Why am I using dynamic header levels?


There are several places throughout the site where I list posts. I have a single partial to handle all the different post types that includes the post title, summary, the section if applicable (Articles or Notes), publish date and tags. It’s used on the homepage, the Changelog, and listing pages for Articles, Notes, and tags (e.g., the tag for Eleventy content).

An example of an article summary
The article summary that displays on the homepage, listing pages and the changelog. The title, summary and publish date are always displayed and the "Filed Under" section and tags are conditional.

On all of these pages except the homepage the heading should be a h2. On the homepage the listing is within a section that has a h2, so those headings should be h3.

The document outline of the homepage and the articles listing page
The document outline of the homepage and the Articles listing page. On the homepage the Articles listing is within a "Recent Writing" section that has a ```h2```. Outlines via W3C Validator

Fortunately this is relatively easy to do! I’m using Nunjucks if expressions and set variable, but I think you could use the same approach with Liquid by using assign.

How to do it


Here’s a diagram showing the relationship of the partial and layouts…

A diagram showing how the partial and layouts work together.
The partial is passed into two layouts, one for the homepage and one for the listing pages. If the variable is set in the layout then the conditional header uses the variable, if not it renders a ```h2```. Created using Excalidraw.

As the diagram above shows, the partial for the article summary contains a conditional header that sets the value, in this case the heading tag, to a variable titled headingLevel. If headingLevel is not present, then h2 is used. This makes the default heading a h2 but allows for variation where needed.

<!-- article-summary.html -->
<{{ headingLevel if headingLevel else 'h2' }} class="promo-article-title">
<a href="{{ item.url }}">{{ item.data.title }}</a>
</{{ headingLevel if headingLevel else 'h2' }}>

On the Articles, Changelog, Notes and tag listing pages the conditional heading code turns into this…
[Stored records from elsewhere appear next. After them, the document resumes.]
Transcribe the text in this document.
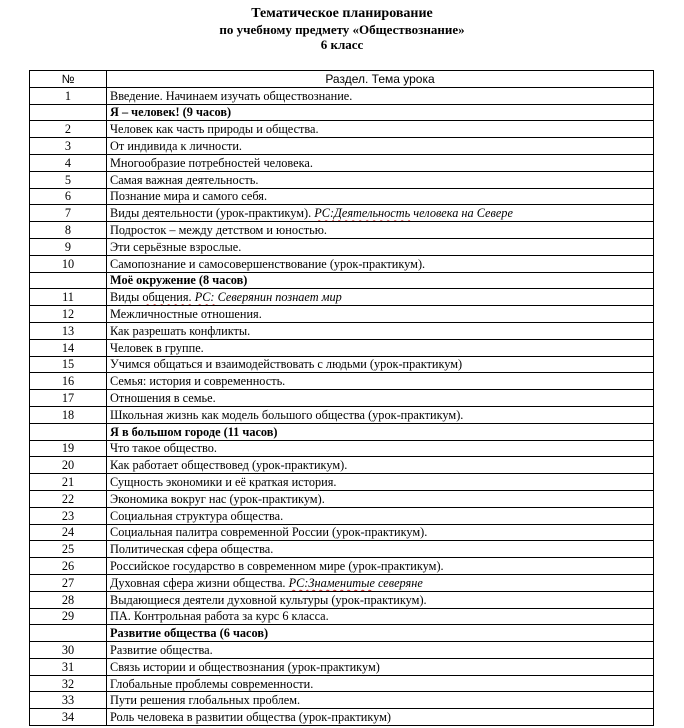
Тематическое планирование
по учебному предмету «Обществознание»
6 класс
№	Раздел. Тема урока
1	Введение. Начинаем изучать обществознание.
	Я – человек! (9 часов)
2	Человек как часть природы и общества.
3	От индивида к личности.
4	Многообразие потребностей человека.
5	Самая важная деятельность.
6	Познание мира и самого себя.
7	Виды деятельности (урок-практикум). РС:Деятельность человека на Севере
8	Подросток – между детством и юностью.
9	Эти серьёзные взрослые.
10	Самопознание и самосовершенствование (урок-практикум).
	Моё окружение (8 часов)
11	Виды общения. РС: Северянин познает мир
12	Межличностные отношения.
13	Как разрешать конфликты.
14	Человек в группе.
15	Учимся общаться и взаимодействовать с людьми (урок-практикум)
16	Семья: история и современность.
17	Отношения в семье.
18	Школьная жизнь как модель большого общества (урок-практикум).
	Я в большом городе (11 часов)
19	Что такое общество.
20	Как работает обществовед (урок-практикум).
21	Сущность экономики и её краткая история.
22	Экономика вокруг нас (урок-практикум).
23	Социальная структура общества.
24	Социальная палитра современной России (урок-практикум).
25	Политическая сфера общества.
26	Российское государство в современном мире (урок-практикум).
27	Духовная сфера жизни общества. РС:Знаменитые северяне
28	Выдающиеся деятели духовной культуры (урок-практикум).
29	ПА. Контрольная работа за курс 6 класса.
	Развитие общества (6 часов)
30	Развитие общества.
31	Связь истории и обществознания (урок-практикум)
32	Глобальные проблемы современности.
33	Пути решения глобальных проблем.
34	Роль человека в развитии общества (урок-практикум)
<h2 class="promo-article-title">
<a href="{{ item.url }}">{{ item.data.title }}</a>

In the homepage layout headingLevel is set to h3

<!-- home.html -->
{% extends "layouts/base.html" %}

{% set headingLevel = 'h3' %}

{% block content %}{% endblock%}

Which turns the conditional heading code in the partial to this…

<h3 class="promo-article-title">
<a href="{{ item.url }}">{{ item.data.title }}</a>

That’s it! A straightforward way to efficiently use partials and ensure you’re creating proper document outlines.